Le Groupe d’études  et de  recherches sur les migrations (Germ), de  l’Université Gaston Berger de Saint-Louis a tenu, samedi 19 décembre a Madrid, la capitale espagnole, une journée d’échanges sur la protection des femmes immigrées sénégalaises. L’acte qui a eu pour cadre le centre Hispano Africano de Madrid, a vu la participation d’un public diversifié et très passionné des questions migratoires.  A la fin des travaux, le docteur en sociologie Aly Tandian, coordonnateur du Germ  est revenu avec Le Quotidien sur certaines conclusions de son enquête. Et c’est surtout pour constater l’absence de convention entre le Sénégal et l’Espagne en matière de protection sociale, avant de qualifier de sombre l’avenir des emigrés sénégalais en Espagne du fait de la crise économique qui y sévit depuis plus de deux ans et dont on ne sait pas quand est ce qu’elle prendra fin.

 

ImageLe Germ dont vous êtes le coordonnateur vient de présenter les résultats de ses premières recherches sur les femmes immigrées sénégalaises en Espagne. Pourquoi le choix de l’Espagne ?

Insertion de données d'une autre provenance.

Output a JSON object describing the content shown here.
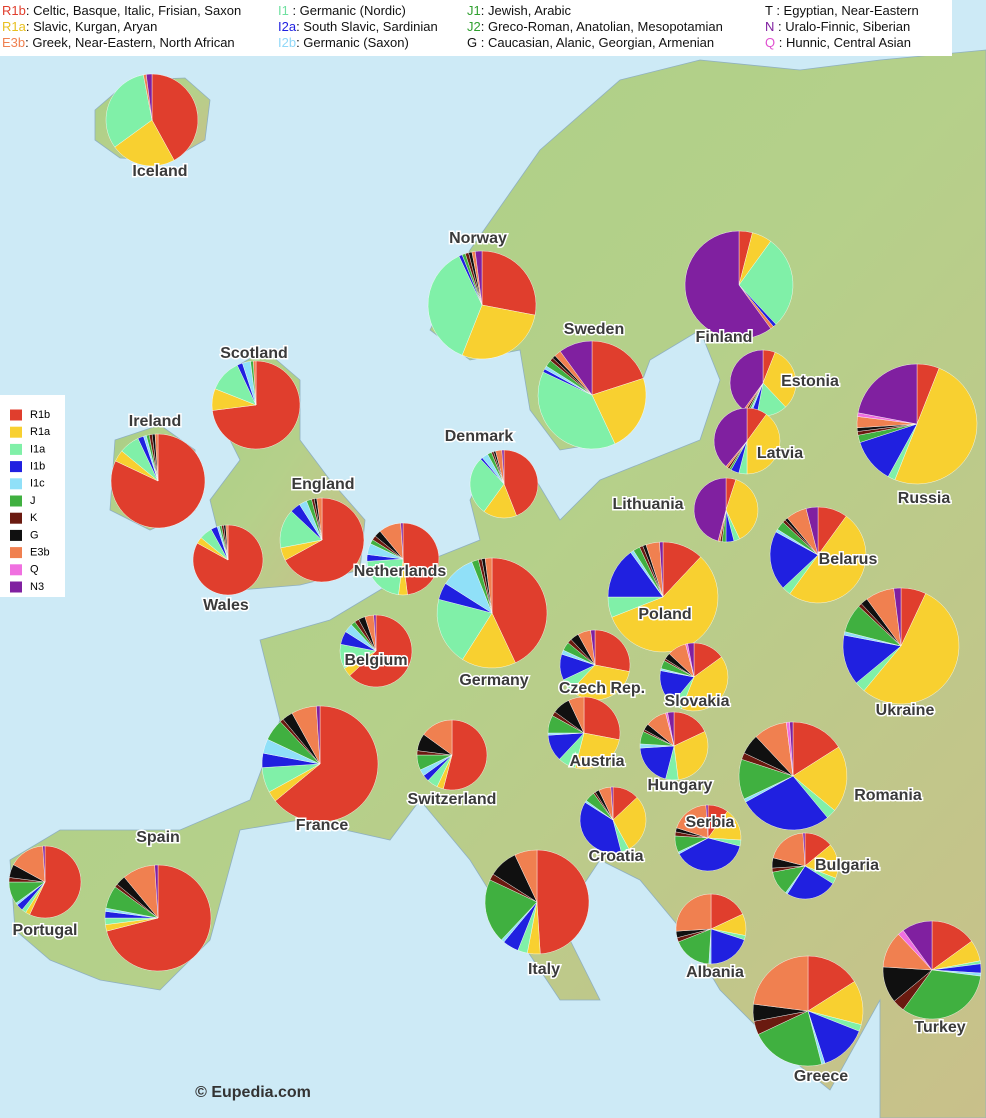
{
  "legend_top": [
    {
      "code": "R1b",
      "color": "#e03e2d",
      "text": ": Celtic, Basque, Italic, Frisian, Saxon"
    },
    {
      "code": "R1a",
      "color": "#e8c020",
      "text": ": Slavic, Kurgan, Aryan"
    },
    {
      "code": "E3b",
      "color": "#f08050",
      "text": ": Greek, Near-Eastern, North African"
    },
    {
      "code": "I1",
      "color": "#70e0a0",
      "text": "  : Germanic (Nordic)"
    },
    {
      "code": "I2a",
      "color": "#2020e0",
      "text": ": South Slavic, Sardinian"
    },
    {
      "code": "I2b",
      "color": "#90d8f8",
      "text": ": Germanic (Saxon)"
    },
    {
      "code": "J1",
      "color": "#30a030",
      "text": ": Jewish, Arabic"
    },
    {
      "code": "J2",
      "color": "#30a030",
      "text": ": Greco-Roman, Anatolian, Mesopotamian"
    },
    {
      "code": "G",
      "color": "#101010",
      "text": " : Caucasian, Alanic, Georgian, Armenian"
    },
    {
      "code": "T",
      "color": "#101010",
      "text": " : Egyptian, Near-Eastern"
    },
    {
      "code": "N",
      "color": "#8020a0",
      "text": " : Uralo-Finnic, Siberian"
    },
    {
      "code": "Q",
      "color": "#e050d0",
      "text": " : Hunnic, Central Asian"
    }
  ],
  "legend": {
    "groups": [
      {
        "name": "R1b",
        "color": "#e03e2d"
      },
      {
        "name": "R1a",
        "color": "#f8d030"
      },
      {
        "name": "I1a",
        "color": "#80f0a8"
      },
      {
        "name": "I1b",
        "color": "#2020e0"
      },
      {
        "name": "I1c",
        "color": "#90e0f8"
      },
      {
        "name": "J",
        "color": "#40b040"
      },
      {
        "name": "K",
        "color": "#6a1a10"
      },
      {
        "name": "G",
        "color": "#101010"
      },
      {
        "name": "E3b",
        "color": "#f08050"
      },
      {
        "name": "Q",
        "color": "#f070e0"
      },
      {
        "name": "N3",
        "color": "#8020a0"
      }
    ]
  },
  "countries": [
    {
      "name": "Iceland",
      "values": [
        42,
        23,
        32,
        0,
        0,
        0,
        0,
        0,
        1,
        0,
        2
      ]
    },
    {
      "name": "Norway",
      "values": [
        28,
        28,
        37,
        1,
        0,
        1,
        1,
        1,
        1,
        0,
        2
      ]
    },
    {
      "name": "Sweden",
      "values": [
        20,
        23,
        39,
        1,
        1,
        2,
        1,
        1,
        2,
        0,
        10
      ]
    },
    {
      "name": "Finland",
      "values": [
        4,
        6,
        28,
        1,
        0,
        0,
        0,
        0,
        1,
        0,
        60
      ]
    },
    {
      "name": "Scotland",
      "values": [
        73,
        8,
        12,
        2,
        3,
        1,
        0,
        0,
        1,
        0,
        0
      ]
    },
    {
      "name": "Ireland",
      "values": [
        82,
        4,
        7,
        2,
        1,
        1,
        1,
        1,
        1,
        0,
        0
      ]
    },
    {
      "name": "Denmark",
      "values": [
        44,
        16,
        28,
        1,
        3,
        2,
        1,
        1,
        3,
        0,
        1
      ]
    },
    {
      "name": "Estonia",
      "values": [
        6,
        32,
        15,
        3,
        1,
        1,
        1,
        0,
        1,
        0,
        40
      ]
    },
    {
      "name": "Russia",
      "values": [
        6,
        50,
        2,
        12,
        0,
        2,
        1,
        1,
        3,
        1,
        22
      ]
    },
    {
      "name": "Latvia",
      "values": [
        10,
        40,
        4,
        4,
        0,
        1,
        1,
        0,
        1,
        0,
        39
      ]
    },
    {
      "name": "Lithuania",
      "values": [
        5,
        38,
        3,
        4,
        0,
        2,
        1,
        0,
        1,
        0,
        46
      ]
    },
    {
      "name": "England",
      "values": [
        67,
        5,
        15,
        4,
        3,
        2,
        1,
        1,
        2,
        0,
        0
      ]
    },
    {
      "name": "Wales",
      "values": [
        83,
        3,
        6,
        3,
        1,
        1,
        1,
        1,
        1,
        0,
        0
      ]
    },
    {
      "name": "Netherlands",
      "values": [
        48,
        4,
        22,
        3,
        5,
        2,
        2,
        3,
        10,
        0,
        1
      ]
    },
    {
      "name": "Germany",
      "values": [
        43,
        16,
        20,
        5,
        10,
        2,
        1,
        1,
        2,
        0,
        0
      ]
    },
    {
      "name": "Belgium",
      "values": [
        63,
        4,
        11,
        6,
        4,
        2,
        2,
        3,
        4,
        0,
        1
      ]
    },
    {
      "name": "France",
      "values": [
        64,
        3,
        7,
        4,
        4,
        6,
        1,
        3,
        7,
        0,
        1
      ]
    },
    {
      "name": "Poland",
      "values": [
        12,
        57,
        6,
        15,
        1,
        2,
        1,
        1,
        4,
        0,
        1
      ]
    },
    {
      "name": "Belarus",
      "values": [
        10,
        50,
        3,
        20,
        1,
        3,
        1,
        1,
        7,
        0,
        4
      ]
    },
    {
      "name": "Ukraine",
      "values": [
        7,
        54,
        3,
        14,
        1,
        8,
        1,
        2,
        8,
        0,
        2
      ]
    },
    {
      "name": "Czech Rep.",
      "values": [
        28,
        34,
        6,
        12,
        2,
        4,
        2,
        4,
        6,
        0,
        2
      ]
    },
    {
      "name": "Slovakia",
      "values": [
        15,
        41,
        5,
        17,
        1,
        4,
        1,
        3,
        9,
        1,
        3
      ]
    },
    {
      "name": "Switzerland",
      "values": [
        54,
        3,
        5,
        3,
        3,
        7,
        2,
        8,
        15,
        0,
        0
      ]
    },
    {
      "name": "Austria",
      "values": [
        28,
        26,
        8,
        12,
        1,
        8,
        2,
        8,
        7,
        0,
        0
      ]
    },
    {
      "name": "Hungary",
      "values": [
        18,
        30,
        6,
        20,
        2,
        6,
        1,
        3,
        10,
        1,
        3
      ]
    },
    {
      "name": "Romania",
      "values": [
        16,
        20,
        3,
        28,
        1,
        12,
        2,
        6,
        10,
        1,
        1
      ]
    },
    {
      "name": "Croatia",
      "values": [
        13,
        29,
        4,
        38,
        1,
        5,
        1,
        2,
        6,
        0,
        1
      ]
    },
    {
      "name": "Serbia",
      "values": [
        10,
        16,
        3,
        38,
        1,
        8,
        2,
        2,
        19,
        0,
        1
      ]
    },
    {
      "name": "Bulgaria",
      "values": [
        14,
        17,
        3,
        25,
        1,
        12,
        2,
        5,
        20,
        0,
        1
      ]
    },
    {
      "name": "Italy",
      "values": [
        49,
        4,
        3,
        5,
        1,
        20,
        2,
        9,
        7,
        0,
        0
      ]
    },
    {
      "name": "Spain",
      "values": [
        71,
        2,
        2,
        2,
        1,
        7,
        1,
        3,
        10,
        0,
        1
      ]
    },
    {
      "name": "Portugal",
      "values": [
        57,
        2,
        2,
        3,
        1,
        10,
        2,
        6,
        16,
        0,
        1
      ]
    },
    {
      "name": "Albania",
      "values": [
        18,
        10,
        2,
        20,
        1,
        18,
        2,
        3,
        26,
        0,
        0
      ]
    },
    {
      "name": "Greece",
      "values": [
        16,
        13,
        2,
        14,
        1,
        22,
        4,
        5,
        23,
        0,
        0
      ]
    },
    {
      "name": "Turkey",
      "values": [
        15,
        7,
        1,
        3,
        1,
        33,
        4,
        12,
        12,
        2,
        10
      ]
    }
  ],
  "credit": "© Eupedia.com"
}
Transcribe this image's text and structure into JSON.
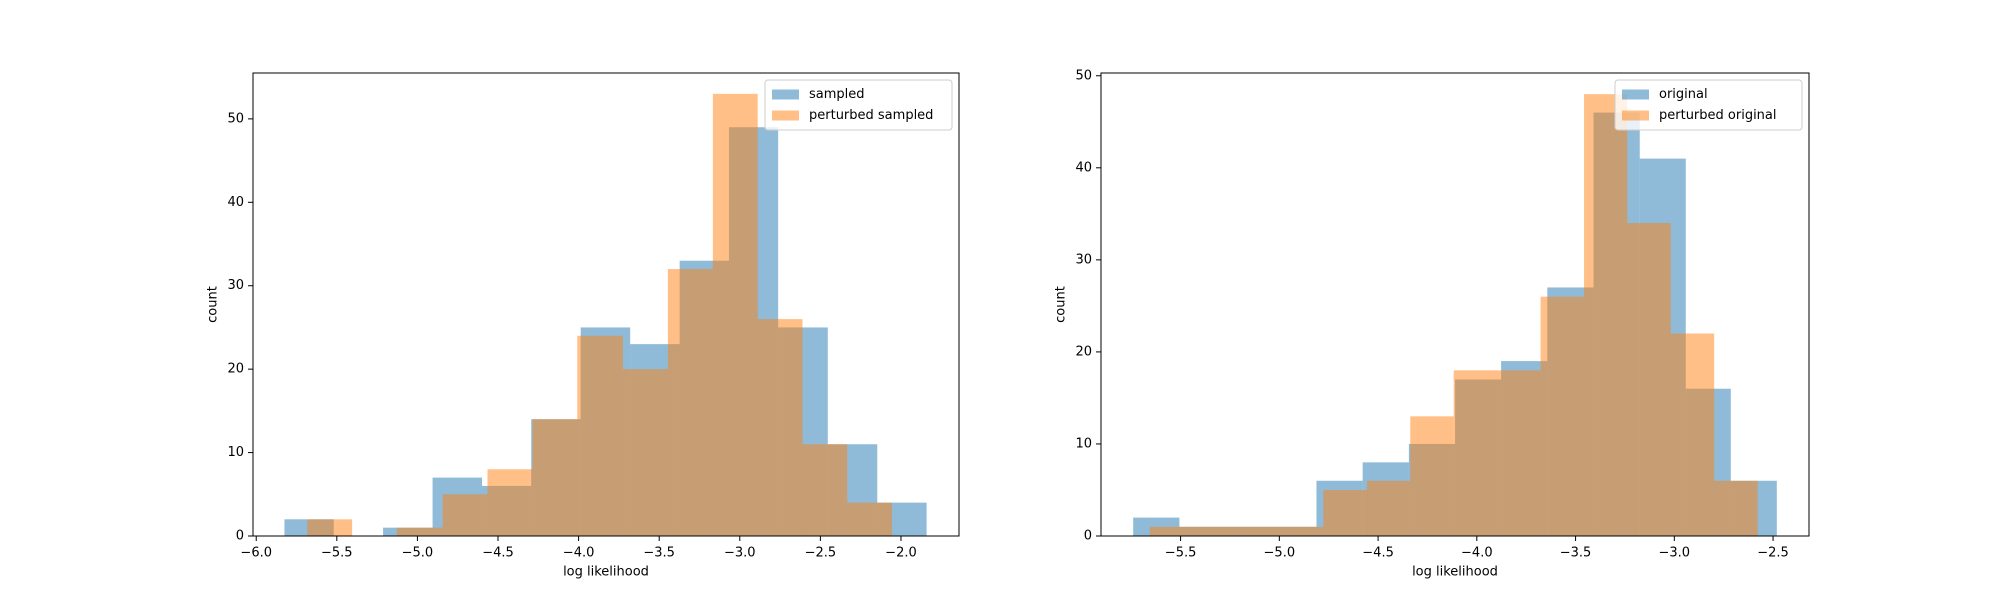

Le Groupe d’études et de recherches sur les migrations (Germ et faits de sociétés) est une équipe de l’Université Gaston Berger de Saint-Louis avec des chercheurs et collaborateurs scientifiques qui sont au Sénégal, en France, en Espagne, en Belgique, aux Usa, etc. Il a engagé avec l’appui du Crdi une recherche sur les femmes migrantes sénégalaises qui sont en Espagne et qui évoluent dans des secteurs particuliers et les activités agricoles. Faut-il le rappeler, peu de connaissances sont disponibles sur l’intégration des migrantes sénégalaises sur le marché du travail en Espagne, sous toutes ses composantes y compris les activités non légalisées, avec une emphase sur la protection sociale des travailleuses dans des secteurs tels que l’agriculture, les services particuliers où elles semblent être exposées à des risques multiples. Avec la recherche que nous venons d’engager nous espérons contribuer à l’intelligibilité des flux migratoires féminins en Espagne, un pays qui a récemment attiré les populations sénégalaises mais en termes d’effectif, les statistiques nous signalent une forte présence des Sénégalais de façon générale. Avec les cayucos, l’envoi de plusieurs centaines de femmes dans le cadre d’une migration concertée entre le Sénégal et l’Espagne et d’autres formes d’arrivées ou de départs, il me semble important de porter un regard scientifique sur ce pays.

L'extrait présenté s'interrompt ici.